ミュウは想う
「バイスさん、バイスさん。見てくれよ、明日からは三番街の商店会も抗議活動に参加してくれるってよ!」
「おうおう、いいこった、いいこった! その調子でがんがんパームカンパニーの評判落としてくれよ! 仕事がやりやすくなるからな」
「任せとけって! 次は漁業組合だ!」
そう言ってまた家を飛び出して行く弟を見ると、なんだか嬉しくなってしまう。
最初会ったときは生意気な態度を取っていたのに、どういう心境の変化があったのか知らないけれど、弟はすっかりバイスさんに懐いている。
お母さんが救世主様の下に召されてから、自分が姉ではなく兄だったらと願ったことは何度もあった。
女の私では、弟を世話することは出来ても守ることは出来ない。
でも、そんな願いはもう無意味なのかもしれない。弟は私が思ってたよりもずっと成長しているのだから。

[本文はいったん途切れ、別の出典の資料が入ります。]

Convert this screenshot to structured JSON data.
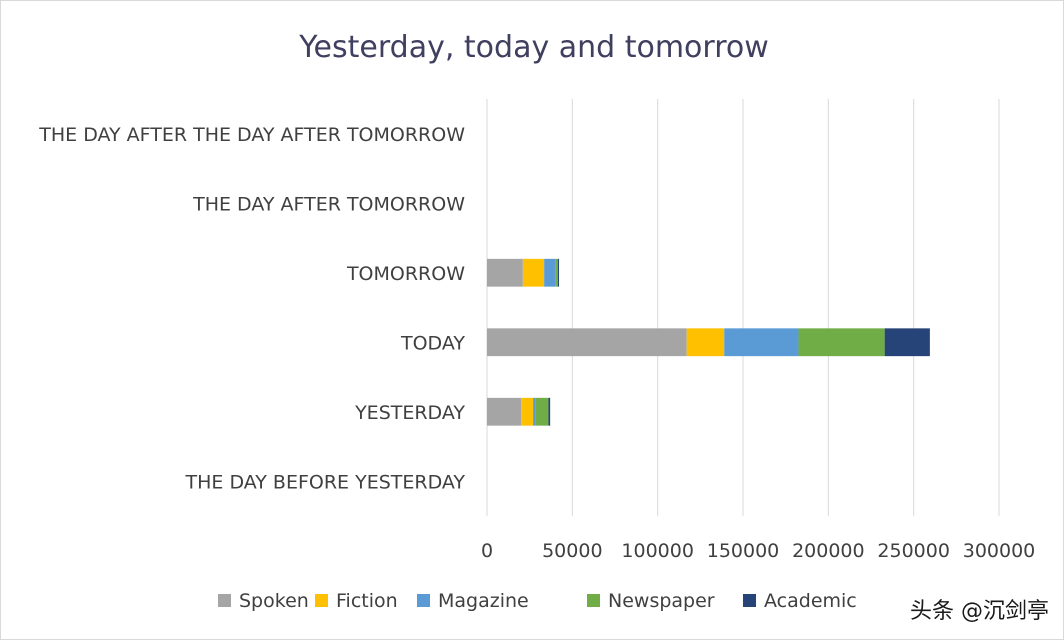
{
  "chart_data": {
    "type": "bar",
    "orientation": "horizontal",
    "stacked": true,
    "title": "Yesterday, today and tomorrow",
    "xlabel": "",
    "ylabel": "",
    "xlim": [
      0,
      300000
    ],
    "x_ticks": [
      "0",
      "50000",
      "100000",
      "150000",
      "200000",
      "250000",
      "300000"
    ],
    "grid": "vertical",
    "legend_position": "bottom",
    "categories": [
      "THE DAY BEFORE YESTERDAY",
      "YESTERDAY",
      "TODAY",
      "TOMORROW",
      "THE DAY AFTER TOMORROW",
      "THE DAY AFTER THE DAY AFTER TOMORROW"
    ],
    "series": [
      {
        "name": "Spoken",
        "color": "#a5a5a5",
        "values": [
          0,
          20000,
          117000,
          21000,
          0,
          0
        ]
      },
      {
        "name": "Fiction",
        "color": "#ffc000",
        "values": [
          0,
          7000,
          22000,
          12500,
          0,
          0
        ]
      },
      {
        "name": "Magazine",
        "color": "#5b9bd5",
        "values": [
          0,
          1500,
          43500,
          6500,
          0,
          0
        ]
      },
      {
        "name": "Newspaper",
        "color": "#70ad47",
        "values": [
          0,
          7500,
          50500,
          1500,
          0,
          0
        ]
      },
      {
        "name": "Academic",
        "color": "#264478",
        "values": [
          0,
          1000,
          26500,
          700,
          0,
          0
        ]
      }
    ]
  },
  "watermark": "头条 @沉剑亭"
}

「ラダの野郎、おっさんとか言ってたくせによ。まあ、俺様のすごさに気付いたってことは、あいつも中々見どころがあるけどな」
「弟は嬉しいんだと思います。その、あの子は父親を知らないから……」
「まあ、こっちは商売だからな。あんまりてめえらに懐かれても困るけどよ」
そう言って、私が雇った鼻に大きな傷のある男の人は苦笑した。
この人は、こんなことを言ってるけど。
すごく口が悪いし、女性に対してでも容赦しないけど。
けど、けど……。
「おい、どーしたミュウ? 顔真っ赤だぞ?」
「な、何でもないです! 今日は暑いですよねー、あははは」
「そうか~? まあ無理すんじゃねーぞ。お前最近引っ張りだこだったもんな」
「は、はいっ! 大丈夫です……大丈夫」
私には……私に対しては、すごく優しい。
「あの~バイスさん。ありがとうございます」
「なんだよ、藪から棒に。まだ何もしてねえぞ」
「いえ、皆さんが来てから……私たちは希望が持ててます! それにラダもあんなに……目つきが全然違うんです。前はもっと険があったというか。とにかく、バイスさんに出会ってから私たちの人生が変わった気がするんです!」
何言ってるんだろう……お父さんもまだ見つかってないし、生きているのかもわからないのに。
浮かれてしまっている自分を、恥ずかしく思う自分がいる。
「そうかよ。でもまあ、礼なら父ちゃんが見つかってからにしてくれや。あと、お前はクライアントなんだからよ、もっと色々要求してくれた方がこっちもやり易いってなもんだ」
じゃあ、ずっと私たちといてください!
なんて、口には出来ない。その代わりに、私は必死に微笑んだ。